Ir: lo scontro è aperto. Belcastro e Iannaccone i dissidenti


Ir: lo scontro è aperto. Belcastro e Iannaccone i dissidenti
20/05/2011, 13:05

ROMA – Tra i Responsabili lo scontro è aperto. La decisione annunciata ieri da Elio Belcastro di lasciare la “terza gamba del governo” per dare vita ad una nuova forza politica del Sud crea scompiglio e soprattutto sembra non trovare conferme interne a quella parte di Noi Sud non intenzionata a creare scissioni ed ulteriori rimpasti. Eppure Belcastro ne sembra più che convinto e torna a ribadirlo: il “percorso” è in moto e l’approdo è dare una rappresentanza delle forze politiche che intendono dare voce al Sud.

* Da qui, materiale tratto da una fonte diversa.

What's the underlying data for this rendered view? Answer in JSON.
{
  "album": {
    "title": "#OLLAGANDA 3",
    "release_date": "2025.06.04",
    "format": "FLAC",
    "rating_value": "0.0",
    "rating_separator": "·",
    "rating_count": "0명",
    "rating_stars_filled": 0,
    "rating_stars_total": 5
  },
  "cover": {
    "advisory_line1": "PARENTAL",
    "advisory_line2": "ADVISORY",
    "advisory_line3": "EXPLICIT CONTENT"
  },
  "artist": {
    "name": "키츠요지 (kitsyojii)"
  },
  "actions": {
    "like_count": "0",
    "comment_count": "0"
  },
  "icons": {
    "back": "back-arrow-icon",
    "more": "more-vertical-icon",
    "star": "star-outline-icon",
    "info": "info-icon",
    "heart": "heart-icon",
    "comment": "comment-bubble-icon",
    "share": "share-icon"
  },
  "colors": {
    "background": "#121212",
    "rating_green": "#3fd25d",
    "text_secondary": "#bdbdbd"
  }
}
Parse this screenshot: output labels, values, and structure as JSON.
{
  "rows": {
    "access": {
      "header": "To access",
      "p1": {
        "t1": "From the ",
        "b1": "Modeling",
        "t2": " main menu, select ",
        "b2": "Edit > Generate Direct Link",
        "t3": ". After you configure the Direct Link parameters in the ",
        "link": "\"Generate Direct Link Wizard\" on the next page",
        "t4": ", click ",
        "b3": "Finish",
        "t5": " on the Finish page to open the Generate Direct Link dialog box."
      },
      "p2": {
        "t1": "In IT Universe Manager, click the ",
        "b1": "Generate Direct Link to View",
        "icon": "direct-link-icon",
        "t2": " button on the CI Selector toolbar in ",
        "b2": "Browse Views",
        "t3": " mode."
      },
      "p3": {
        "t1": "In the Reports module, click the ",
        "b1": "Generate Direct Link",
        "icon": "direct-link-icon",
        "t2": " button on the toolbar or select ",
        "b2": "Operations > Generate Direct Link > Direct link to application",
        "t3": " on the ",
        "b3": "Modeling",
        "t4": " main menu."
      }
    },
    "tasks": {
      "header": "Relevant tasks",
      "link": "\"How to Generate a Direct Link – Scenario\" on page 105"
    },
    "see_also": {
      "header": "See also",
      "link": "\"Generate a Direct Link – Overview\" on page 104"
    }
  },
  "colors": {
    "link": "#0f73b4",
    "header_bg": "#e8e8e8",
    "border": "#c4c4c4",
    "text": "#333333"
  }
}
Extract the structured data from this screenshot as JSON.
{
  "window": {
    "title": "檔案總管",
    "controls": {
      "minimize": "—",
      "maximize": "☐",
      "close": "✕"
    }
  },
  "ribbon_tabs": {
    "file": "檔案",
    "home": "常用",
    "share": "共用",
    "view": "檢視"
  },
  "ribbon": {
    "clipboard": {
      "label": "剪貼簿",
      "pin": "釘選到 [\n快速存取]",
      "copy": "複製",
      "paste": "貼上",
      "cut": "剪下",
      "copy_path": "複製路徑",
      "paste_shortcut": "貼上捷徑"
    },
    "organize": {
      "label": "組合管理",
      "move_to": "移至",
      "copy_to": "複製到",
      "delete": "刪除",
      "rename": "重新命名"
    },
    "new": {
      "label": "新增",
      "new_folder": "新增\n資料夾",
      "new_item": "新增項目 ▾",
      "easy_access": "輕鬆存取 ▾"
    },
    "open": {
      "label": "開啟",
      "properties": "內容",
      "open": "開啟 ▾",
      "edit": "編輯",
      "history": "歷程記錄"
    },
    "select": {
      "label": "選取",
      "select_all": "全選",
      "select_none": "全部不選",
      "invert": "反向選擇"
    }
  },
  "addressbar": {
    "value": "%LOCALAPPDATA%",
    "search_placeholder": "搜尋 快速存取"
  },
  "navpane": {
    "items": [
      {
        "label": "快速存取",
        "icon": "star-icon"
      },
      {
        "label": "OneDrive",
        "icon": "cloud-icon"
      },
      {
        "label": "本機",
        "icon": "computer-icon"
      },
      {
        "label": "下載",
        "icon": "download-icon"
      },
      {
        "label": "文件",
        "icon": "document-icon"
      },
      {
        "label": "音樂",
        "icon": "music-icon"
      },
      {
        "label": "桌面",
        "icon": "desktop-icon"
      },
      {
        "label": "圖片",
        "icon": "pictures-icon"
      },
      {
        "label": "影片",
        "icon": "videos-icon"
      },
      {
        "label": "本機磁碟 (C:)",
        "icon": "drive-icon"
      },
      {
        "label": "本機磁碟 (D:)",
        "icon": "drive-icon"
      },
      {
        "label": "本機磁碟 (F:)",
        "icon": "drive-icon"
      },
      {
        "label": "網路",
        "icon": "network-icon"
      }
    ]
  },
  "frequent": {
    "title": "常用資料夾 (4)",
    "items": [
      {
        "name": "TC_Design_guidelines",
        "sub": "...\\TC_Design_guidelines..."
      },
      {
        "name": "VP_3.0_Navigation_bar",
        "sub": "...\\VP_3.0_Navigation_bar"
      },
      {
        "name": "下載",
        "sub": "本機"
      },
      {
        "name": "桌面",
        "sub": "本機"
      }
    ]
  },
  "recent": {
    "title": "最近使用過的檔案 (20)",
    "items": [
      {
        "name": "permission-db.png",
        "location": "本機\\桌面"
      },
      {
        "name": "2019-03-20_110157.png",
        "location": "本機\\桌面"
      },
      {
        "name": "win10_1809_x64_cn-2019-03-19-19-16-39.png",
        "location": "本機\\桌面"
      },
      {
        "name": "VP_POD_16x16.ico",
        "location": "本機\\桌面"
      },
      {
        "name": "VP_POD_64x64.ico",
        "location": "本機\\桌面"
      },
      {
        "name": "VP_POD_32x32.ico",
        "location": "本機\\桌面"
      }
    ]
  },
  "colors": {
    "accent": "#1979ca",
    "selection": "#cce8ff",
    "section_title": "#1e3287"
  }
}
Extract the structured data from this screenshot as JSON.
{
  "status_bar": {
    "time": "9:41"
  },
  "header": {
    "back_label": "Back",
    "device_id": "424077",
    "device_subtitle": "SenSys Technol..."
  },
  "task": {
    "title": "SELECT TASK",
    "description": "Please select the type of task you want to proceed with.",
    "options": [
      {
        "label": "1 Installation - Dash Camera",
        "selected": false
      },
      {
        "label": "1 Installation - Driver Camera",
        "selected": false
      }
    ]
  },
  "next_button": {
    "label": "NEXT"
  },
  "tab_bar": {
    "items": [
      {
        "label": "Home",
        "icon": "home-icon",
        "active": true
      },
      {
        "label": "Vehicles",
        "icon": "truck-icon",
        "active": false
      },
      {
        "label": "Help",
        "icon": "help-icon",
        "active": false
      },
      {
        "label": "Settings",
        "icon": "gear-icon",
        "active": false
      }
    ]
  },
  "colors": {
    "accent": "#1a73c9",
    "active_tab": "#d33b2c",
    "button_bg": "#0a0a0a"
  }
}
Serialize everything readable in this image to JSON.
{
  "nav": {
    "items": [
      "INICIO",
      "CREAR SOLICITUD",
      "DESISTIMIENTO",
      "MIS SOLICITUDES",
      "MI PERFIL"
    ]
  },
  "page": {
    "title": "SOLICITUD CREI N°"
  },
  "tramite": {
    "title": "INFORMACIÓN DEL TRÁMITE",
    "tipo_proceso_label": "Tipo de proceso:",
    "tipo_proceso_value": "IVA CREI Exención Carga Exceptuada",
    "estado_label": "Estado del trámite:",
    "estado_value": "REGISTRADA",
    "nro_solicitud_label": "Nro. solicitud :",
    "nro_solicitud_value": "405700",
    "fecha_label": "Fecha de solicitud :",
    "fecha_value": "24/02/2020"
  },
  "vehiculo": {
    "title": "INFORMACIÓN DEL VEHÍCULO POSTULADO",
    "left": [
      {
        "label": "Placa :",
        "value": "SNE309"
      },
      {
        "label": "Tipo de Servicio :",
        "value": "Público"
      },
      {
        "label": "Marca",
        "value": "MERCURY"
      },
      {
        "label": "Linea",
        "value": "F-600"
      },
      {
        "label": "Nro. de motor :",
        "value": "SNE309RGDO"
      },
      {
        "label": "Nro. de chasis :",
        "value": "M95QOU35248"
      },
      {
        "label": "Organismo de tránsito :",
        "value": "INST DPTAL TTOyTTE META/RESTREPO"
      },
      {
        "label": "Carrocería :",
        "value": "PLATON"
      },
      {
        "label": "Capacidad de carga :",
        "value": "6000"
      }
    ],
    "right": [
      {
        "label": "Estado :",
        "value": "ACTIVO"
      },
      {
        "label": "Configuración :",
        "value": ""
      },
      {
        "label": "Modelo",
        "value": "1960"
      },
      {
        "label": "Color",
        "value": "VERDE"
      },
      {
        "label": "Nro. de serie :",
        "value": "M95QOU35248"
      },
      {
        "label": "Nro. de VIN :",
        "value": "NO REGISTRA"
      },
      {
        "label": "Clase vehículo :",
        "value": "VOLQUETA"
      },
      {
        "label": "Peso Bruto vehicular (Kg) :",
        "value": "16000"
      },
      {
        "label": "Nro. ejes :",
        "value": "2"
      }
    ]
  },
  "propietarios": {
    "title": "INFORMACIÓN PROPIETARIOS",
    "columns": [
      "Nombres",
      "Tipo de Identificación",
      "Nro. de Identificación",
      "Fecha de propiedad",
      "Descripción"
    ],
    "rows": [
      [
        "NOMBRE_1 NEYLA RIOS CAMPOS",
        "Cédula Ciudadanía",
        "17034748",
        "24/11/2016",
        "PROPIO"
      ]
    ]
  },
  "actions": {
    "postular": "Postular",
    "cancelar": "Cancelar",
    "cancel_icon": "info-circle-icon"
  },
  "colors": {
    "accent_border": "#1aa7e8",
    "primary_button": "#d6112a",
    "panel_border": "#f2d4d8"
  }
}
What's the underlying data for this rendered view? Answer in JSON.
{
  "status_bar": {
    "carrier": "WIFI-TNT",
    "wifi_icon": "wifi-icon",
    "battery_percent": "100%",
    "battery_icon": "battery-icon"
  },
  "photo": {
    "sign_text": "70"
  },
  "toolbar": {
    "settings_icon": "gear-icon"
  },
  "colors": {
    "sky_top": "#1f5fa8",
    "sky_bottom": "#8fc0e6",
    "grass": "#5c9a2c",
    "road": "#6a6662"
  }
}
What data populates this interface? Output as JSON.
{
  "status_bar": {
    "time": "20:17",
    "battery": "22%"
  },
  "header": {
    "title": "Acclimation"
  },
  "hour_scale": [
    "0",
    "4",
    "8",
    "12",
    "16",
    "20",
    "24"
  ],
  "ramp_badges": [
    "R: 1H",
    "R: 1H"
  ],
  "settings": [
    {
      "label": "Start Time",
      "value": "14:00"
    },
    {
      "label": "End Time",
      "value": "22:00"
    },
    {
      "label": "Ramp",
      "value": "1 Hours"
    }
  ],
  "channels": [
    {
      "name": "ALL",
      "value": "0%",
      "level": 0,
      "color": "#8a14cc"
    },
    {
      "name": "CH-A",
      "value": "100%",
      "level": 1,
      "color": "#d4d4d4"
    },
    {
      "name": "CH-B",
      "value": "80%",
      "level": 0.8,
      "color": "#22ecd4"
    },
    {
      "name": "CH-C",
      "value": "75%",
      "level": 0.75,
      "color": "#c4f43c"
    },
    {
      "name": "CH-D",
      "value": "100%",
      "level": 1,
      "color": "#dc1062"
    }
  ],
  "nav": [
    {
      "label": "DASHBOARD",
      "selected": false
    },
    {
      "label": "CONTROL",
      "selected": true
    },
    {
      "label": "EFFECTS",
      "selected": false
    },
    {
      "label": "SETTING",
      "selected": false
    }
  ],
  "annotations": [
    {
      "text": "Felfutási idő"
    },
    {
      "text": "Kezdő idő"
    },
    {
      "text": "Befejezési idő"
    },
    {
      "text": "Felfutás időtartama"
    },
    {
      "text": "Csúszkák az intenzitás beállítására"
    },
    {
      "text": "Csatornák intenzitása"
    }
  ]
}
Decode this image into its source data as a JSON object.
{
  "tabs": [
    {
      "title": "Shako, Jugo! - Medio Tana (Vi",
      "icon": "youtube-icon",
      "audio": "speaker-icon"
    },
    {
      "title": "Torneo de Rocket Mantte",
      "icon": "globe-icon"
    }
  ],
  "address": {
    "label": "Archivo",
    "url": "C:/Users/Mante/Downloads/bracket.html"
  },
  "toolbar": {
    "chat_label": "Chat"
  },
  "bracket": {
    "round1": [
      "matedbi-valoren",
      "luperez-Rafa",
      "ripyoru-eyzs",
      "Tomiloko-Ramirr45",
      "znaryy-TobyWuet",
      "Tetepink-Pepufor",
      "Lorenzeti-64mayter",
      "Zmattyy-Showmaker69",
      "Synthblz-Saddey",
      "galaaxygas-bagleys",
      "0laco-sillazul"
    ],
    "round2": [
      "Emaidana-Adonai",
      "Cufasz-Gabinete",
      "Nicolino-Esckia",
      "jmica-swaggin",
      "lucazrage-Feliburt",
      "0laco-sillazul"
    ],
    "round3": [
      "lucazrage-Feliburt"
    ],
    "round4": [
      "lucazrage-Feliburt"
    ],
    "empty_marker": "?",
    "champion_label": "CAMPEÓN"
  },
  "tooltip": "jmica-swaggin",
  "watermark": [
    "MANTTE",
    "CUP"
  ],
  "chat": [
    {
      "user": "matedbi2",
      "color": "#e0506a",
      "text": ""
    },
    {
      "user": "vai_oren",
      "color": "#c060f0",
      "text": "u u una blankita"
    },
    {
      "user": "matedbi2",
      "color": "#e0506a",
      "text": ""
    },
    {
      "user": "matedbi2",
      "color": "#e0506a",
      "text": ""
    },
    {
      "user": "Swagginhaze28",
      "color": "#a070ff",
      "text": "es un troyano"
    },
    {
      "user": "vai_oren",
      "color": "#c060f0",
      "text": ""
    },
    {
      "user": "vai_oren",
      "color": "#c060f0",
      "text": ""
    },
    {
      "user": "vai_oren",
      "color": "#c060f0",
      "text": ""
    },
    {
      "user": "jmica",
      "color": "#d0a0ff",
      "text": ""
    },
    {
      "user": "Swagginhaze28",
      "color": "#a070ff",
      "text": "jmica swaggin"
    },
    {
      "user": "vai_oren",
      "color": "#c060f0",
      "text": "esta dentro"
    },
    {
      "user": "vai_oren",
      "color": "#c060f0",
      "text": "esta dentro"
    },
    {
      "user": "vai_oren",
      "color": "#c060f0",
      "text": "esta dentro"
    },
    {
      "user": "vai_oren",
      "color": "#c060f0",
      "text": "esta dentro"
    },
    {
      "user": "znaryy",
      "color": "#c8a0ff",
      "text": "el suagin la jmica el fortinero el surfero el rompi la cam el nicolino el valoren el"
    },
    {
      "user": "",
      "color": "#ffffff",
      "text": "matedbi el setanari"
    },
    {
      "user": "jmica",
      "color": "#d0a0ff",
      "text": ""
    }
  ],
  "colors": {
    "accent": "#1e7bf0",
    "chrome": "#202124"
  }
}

Lo stesso Elio Belcastro come anche Arturo Iannaccone sono ufficialmente con le valigie in mano sulla soglia del gruppo dei Responsabili, mentre mettono nel mirino il capogruppo di Ir, Luciano Sardelli, per la sua gestione “folcloristica” e il sottosegretario agli Esteri, Vincenzo Scotti, perché “ancora vicino ai poteri forti cui è stato costretto in passato ad essere legato” e perché ha un incarico di prestigio “senza avere un voto né alcun interesse per il nostro progetto”. Allora usciranno dal gruppo? “Ci sono tappe da fare – spiega Iannaccone – prima di poter dare vita a gruppi autonomi per il Sud”.
Ciò che si sta verificando nel ventre di Iniziativa Responsabile è una vera e propria crisi, accompagnata da dichiarazioni contrastanti tra di loro, ed è soprattutto in Noi Sud che si è aperto il caso. “Siamo nati per sostenere il governo e per dimostrare la nostra responsabilità - osserva Sardelli, capogruppo Ir - ora non è il momento di pensare a scissioni o a rimpasti. Dobbiamo restare compatti. Decisioni come quella di dar vita a un partito del Sud vanno prese tutti insieme. Non possono essere scelte individuali prese da un momento all’altro senza informare nessuno”. Immediata è la replica di Belcastro: “Non è vero che non ne abbiamo mai parlato. Quello di dar vita a un partito del Sud è sempre stato il nostro vero progetto”. E siccome la fase “di emergenza” cominciata il 14 dicembre “è finita - ribatte - noi vogliamo tornare a far politica per il Mezzogiorno”. “La verità - aggiunge Scotti - è che Belcastro e Arturo Iannaccone sono soli in questa iniziativa” e se Belcastro ci tiene davvero tanto ad andar via se ne andasse pure, nessuno lo trattiene”. I due dissidenti, intanto sono fermi nella decisione di discutere di tale progetto con il resto di Noi Sud e lo faranno, assicurano nell’ufficio politico che verrà convocato nei prossimi giorni. I due, inoltre, negano di volere posti da sottosegretari e negano di aver preso questa decisione perché “trascurati” da Berlusconi nell’ultimo rimpasto di governo. Semplicemente, ribadisce Belcastro, vogliamo tornare a far politica, ad occuparci dei problemi del Sud. Sosterremo il governo, assicurano, dando vita alla sua “quarta gamba”. Il clima tra i Responsabili, lo si voglia ammettere o no, è più che mai infuocato. “È vero - ammette Sardelli - si sta consumando una rottura, ma proprio ora che Berlusconi e Bossi affermano che vogliono proseguire con il progetto dei Responsabili, non mi sembra il momento per mollare tutto”.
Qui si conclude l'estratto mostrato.